Is it safe to use a debit card online?

It’s generally safer to use a credit card online, as credit cards offer better fraud protection. If your debit card is compromised, your bank account could be drained. However, many banks offer virtual debit card numbers for online purchases, which adds an extra layer of security.

What should I do if I suspect I’ve been scammed?

Immediately contact your bank or credit card company to report the fraud. File a police report with the Atlanta Police Department, and report the scam to the FTC.

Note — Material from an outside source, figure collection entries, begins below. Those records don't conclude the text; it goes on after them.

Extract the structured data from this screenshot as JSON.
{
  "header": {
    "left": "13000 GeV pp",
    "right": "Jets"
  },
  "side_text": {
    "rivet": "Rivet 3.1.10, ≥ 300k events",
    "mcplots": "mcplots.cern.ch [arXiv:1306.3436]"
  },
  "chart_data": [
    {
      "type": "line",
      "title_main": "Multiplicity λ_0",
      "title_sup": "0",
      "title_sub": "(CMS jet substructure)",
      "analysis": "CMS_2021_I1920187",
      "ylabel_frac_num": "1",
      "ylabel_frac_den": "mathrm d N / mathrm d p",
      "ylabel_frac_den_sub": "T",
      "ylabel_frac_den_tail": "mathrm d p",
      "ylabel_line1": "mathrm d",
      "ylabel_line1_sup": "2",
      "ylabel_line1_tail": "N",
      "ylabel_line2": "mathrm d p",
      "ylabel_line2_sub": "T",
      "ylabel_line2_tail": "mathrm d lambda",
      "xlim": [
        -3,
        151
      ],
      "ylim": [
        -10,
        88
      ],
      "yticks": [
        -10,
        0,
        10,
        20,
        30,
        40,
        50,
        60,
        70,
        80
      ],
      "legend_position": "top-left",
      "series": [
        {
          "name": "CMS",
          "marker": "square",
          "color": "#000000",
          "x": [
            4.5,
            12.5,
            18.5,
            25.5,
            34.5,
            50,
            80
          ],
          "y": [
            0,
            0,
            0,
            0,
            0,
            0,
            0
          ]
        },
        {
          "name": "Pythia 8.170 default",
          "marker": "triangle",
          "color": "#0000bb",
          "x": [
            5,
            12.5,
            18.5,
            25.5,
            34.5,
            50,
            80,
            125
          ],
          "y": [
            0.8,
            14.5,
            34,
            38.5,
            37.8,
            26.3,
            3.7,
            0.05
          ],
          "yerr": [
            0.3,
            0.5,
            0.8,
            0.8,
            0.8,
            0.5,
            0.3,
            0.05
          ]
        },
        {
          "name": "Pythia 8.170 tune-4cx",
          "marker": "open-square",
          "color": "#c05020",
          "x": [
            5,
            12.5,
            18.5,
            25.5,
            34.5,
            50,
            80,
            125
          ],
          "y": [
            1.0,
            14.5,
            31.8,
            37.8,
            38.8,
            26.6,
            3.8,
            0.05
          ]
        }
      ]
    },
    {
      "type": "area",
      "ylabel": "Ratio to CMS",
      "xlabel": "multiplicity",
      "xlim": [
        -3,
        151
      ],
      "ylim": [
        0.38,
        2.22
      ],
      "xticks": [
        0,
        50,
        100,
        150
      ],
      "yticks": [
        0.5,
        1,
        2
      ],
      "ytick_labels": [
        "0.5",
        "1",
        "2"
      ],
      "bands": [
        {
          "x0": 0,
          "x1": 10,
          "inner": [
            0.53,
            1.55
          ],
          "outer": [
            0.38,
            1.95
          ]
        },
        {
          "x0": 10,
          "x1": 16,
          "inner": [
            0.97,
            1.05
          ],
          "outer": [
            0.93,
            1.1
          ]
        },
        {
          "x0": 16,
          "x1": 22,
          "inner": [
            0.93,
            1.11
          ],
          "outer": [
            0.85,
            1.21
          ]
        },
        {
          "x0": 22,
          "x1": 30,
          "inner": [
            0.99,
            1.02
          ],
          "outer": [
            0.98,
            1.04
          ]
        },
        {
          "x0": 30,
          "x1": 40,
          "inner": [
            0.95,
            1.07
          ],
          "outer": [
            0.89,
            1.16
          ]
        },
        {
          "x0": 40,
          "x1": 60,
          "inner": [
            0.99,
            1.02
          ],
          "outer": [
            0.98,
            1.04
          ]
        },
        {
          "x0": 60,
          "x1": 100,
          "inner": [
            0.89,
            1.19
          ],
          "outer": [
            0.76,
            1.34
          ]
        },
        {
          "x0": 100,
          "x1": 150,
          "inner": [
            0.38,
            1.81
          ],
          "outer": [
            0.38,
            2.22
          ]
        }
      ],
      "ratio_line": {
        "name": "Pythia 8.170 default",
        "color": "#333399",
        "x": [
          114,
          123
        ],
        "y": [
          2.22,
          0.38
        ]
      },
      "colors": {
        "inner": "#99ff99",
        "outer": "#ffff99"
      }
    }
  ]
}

How much should I save each month?

A general rule of thumb is to save at least 15% of your income for retirement. However, the exact amount will depend on your individual circumstances and financial goals. A financial advisor can help you determine the right savings rate for you.

Don’t let these common finance mistakes derail your financial goals. Take action today to automate your bill payments, review your subscriptions, protect your digital security, track your spending, and make informed investment decisions. Small changes in your financial habits can lead to big results over time. Start now and build a more secure financial future.

Anita Skinner

Principal Innovation Architect CISSP, CISM, CEH

Anita Skinner is a seasoned Principal Innovation Architect at QuantumLeap Technologies, specializing in the intersection of artificial intelligence and cybersecurity. With over a decade of experience navigating the complexities of emerging technologies, Anita has become a sought-after thought leader in the field. She is also a founding member of the Cyber Futures Initiative, dedicated to fostering ethical AI development. Anita's expertise spans from threat modeling to quantum-resistant cryptography. A notable achievement includes leading the development of the 'Fortress' security protocol, adopted by several Fortune 500 companies to protect against advanced persistent threats.